Agree with you on all.
but number 4)A BJT is a transconductance amplifier-
that is true only in C.E ,but not in C.C or C.B.
I stand by what I said. No matter what configuration you set up, you are adding external components to the transistor. This means that you are no longer working with just a device. You are instead working with a transistor circuit
. I aver that the transistor within the circuit will still act like a transconductance amplifier, whereby the voltage across its base-emitter will affect the collector current. This is analogous to a op-amp which can be made to do a multitude of electrical functions by adding external components while the op-amp itself still is functioning as a dual high gain voltage amplifier.
The transistor doesn't know how it's connected
That's right. It still functions the same way, but its input and output is modified by the external components..
For common emitter circuits, maybe, but not for emitter followers. In the output stage of a power supply or audio power amp, base current flows directly into the load, and can account for 5% to 10% of the load current in some applications. Semantically, that might not be covered by the phrase "contribute to the amplification function", but I think that characterizing base current as wasted is a misleading generalization.

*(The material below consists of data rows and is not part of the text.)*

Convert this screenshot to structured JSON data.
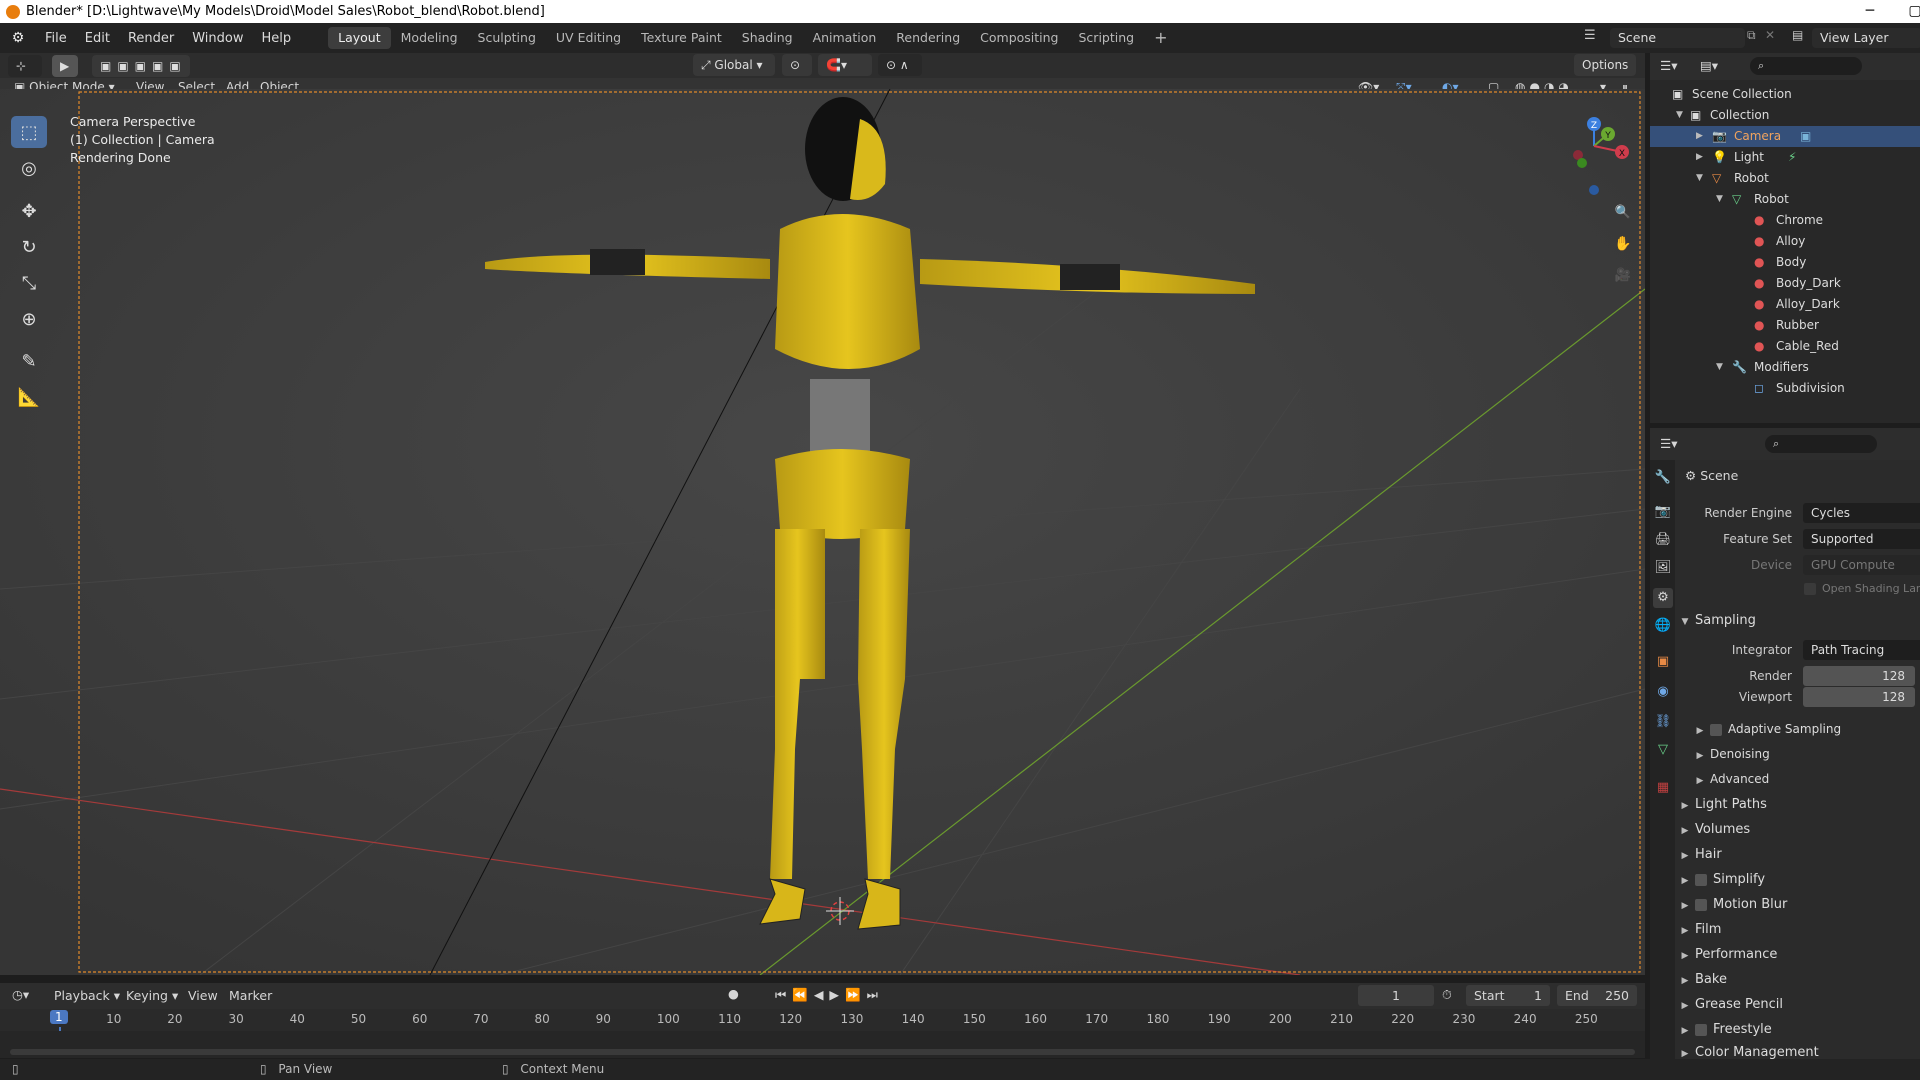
{
  "window": {
    "title": "Blender* [D:\\Lightwave\\My Models\\Droid\\Model Sales\\Robot_blend\\Robot.blend]"
  },
  "menus": [
    "File",
    "Edit",
    "Render",
    "Window",
    "Help"
  ],
  "workspaces": [
    "Layout",
    "Modeling",
    "Sculpting",
    "UV Editing",
    "Texture Paint",
    "Shading",
    "Animation",
    "Rendering",
    "Compositing",
    "Scripting"
  ],
  "active_workspace": "Layout",
  "scene_field": "Scene",
  "view_layer_field": "View Layer",
  "viewport_header": {
    "mode": "Object Mode",
    "menus": [
      "View",
      "Select",
      "Add",
      "Object"
    ],
    "orientation": "Global",
    "options": "Options"
  },
  "viewport_overlay": {
    "line1": "Camera Perspective",
    "line2": "(1) Collection | Camera",
    "line3": "Rendering Done"
  },
  "gizmo_axes": {
    "z": "Z",
    "y": "Y",
    "x": "X"
  },
  "outliner": {
    "rows": [
      {
        "label": "Scene Collection"
      },
      {
        "label": "Collection"
      },
      {
        "label": "Camera"
      },
      {
        "label": "Light"
      },
      {
        "label": "Robot"
      },
      {
        "label": "Robot"
      },
      {
        "label": "Chrome"
      },
      {
        "label": "Alloy"
      },
      {
        "label": "Body"
      },
      {
        "label": "Body_Dark"
      },
      {
        "label": "Alloy_Dark"
      },
      {
        "label": "Rubber"
      },
      {
        "label": "Cable_Red"
      },
      {
        "label": "Modifiers"
      },
      {
        "label": "Subdivision"
      }
    ]
  },
  "properties": {
    "context": "Scene",
    "render_engine_label": "Render Engine",
    "render_engine": "Cycles",
    "feature_set_label": "Feature Set",
    "feature_set": "Supported",
    "device_label": "Device",
    "device": "GPU Compute",
    "osl_label": "Open Shading Lang",
    "sampling": "Sampling",
    "integrator_label": "Integrator",
    "integrator": "Path Tracing",
    "render_label": "Render",
    "render_samples": "128",
    "viewport_label": "Viewport",
    "viewport_samples": "128",
    "subpanels": [
      "Adaptive Sampling",
      "Denoising",
      "Advanced"
    ],
    "panels": [
      "Light Paths",
      "Volumes",
      "Hair",
      "Simplify",
      "Motion Blur",
      "Film",
      "Performance",
      "Bake",
      "Grease Pencil",
      "Freestyle",
      "Color Management"
    ]
  },
  "timeline": {
    "menus": [
      "Playback",
      "Keying",
      "View",
      "Marker"
    ],
    "current_frame": "1",
    "start_label": "Start",
    "start": "1",
    "end_label": "End",
    "end": "250",
    "ticks": [
      "1",
      "10",
      "20",
      "30",
      "40",
      "50",
      "60",
      "70",
      "80",
      "90",
      "100",
      "110",
      "120",
      "130",
      "140",
      "150",
      "160",
      "170",
      "180",
      "190",
      "200",
      "210",
      "220",
      "230",
      "240",
      "250"
    ]
  },
  "statusbar": {
    "pan": "Pan View",
    "context": "Context Menu"
  }
}
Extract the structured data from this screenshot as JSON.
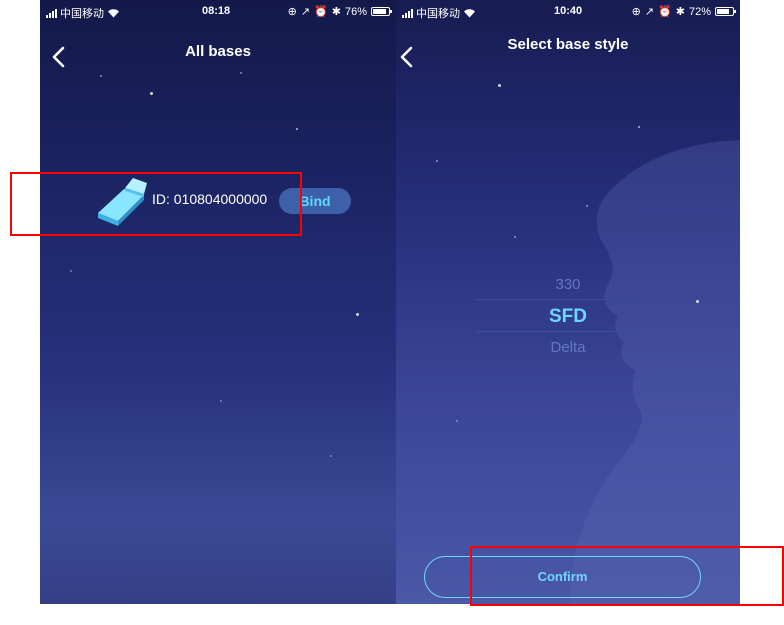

For a CC circuit, base current does not contribute to the current amplification. That in itself is a "waste". If we cut out the collector, then all the base current would drive the load and we would not have any current amplification. Furthermore, it would load down the base network whose purpose is to provide the desired voltage. So the fact that the base current still goes through the load on a CC configuration does not mean that the circuit is operating optimally. In a perfect world, no base current would exist and the current would depend entirely on the base voltage across the load.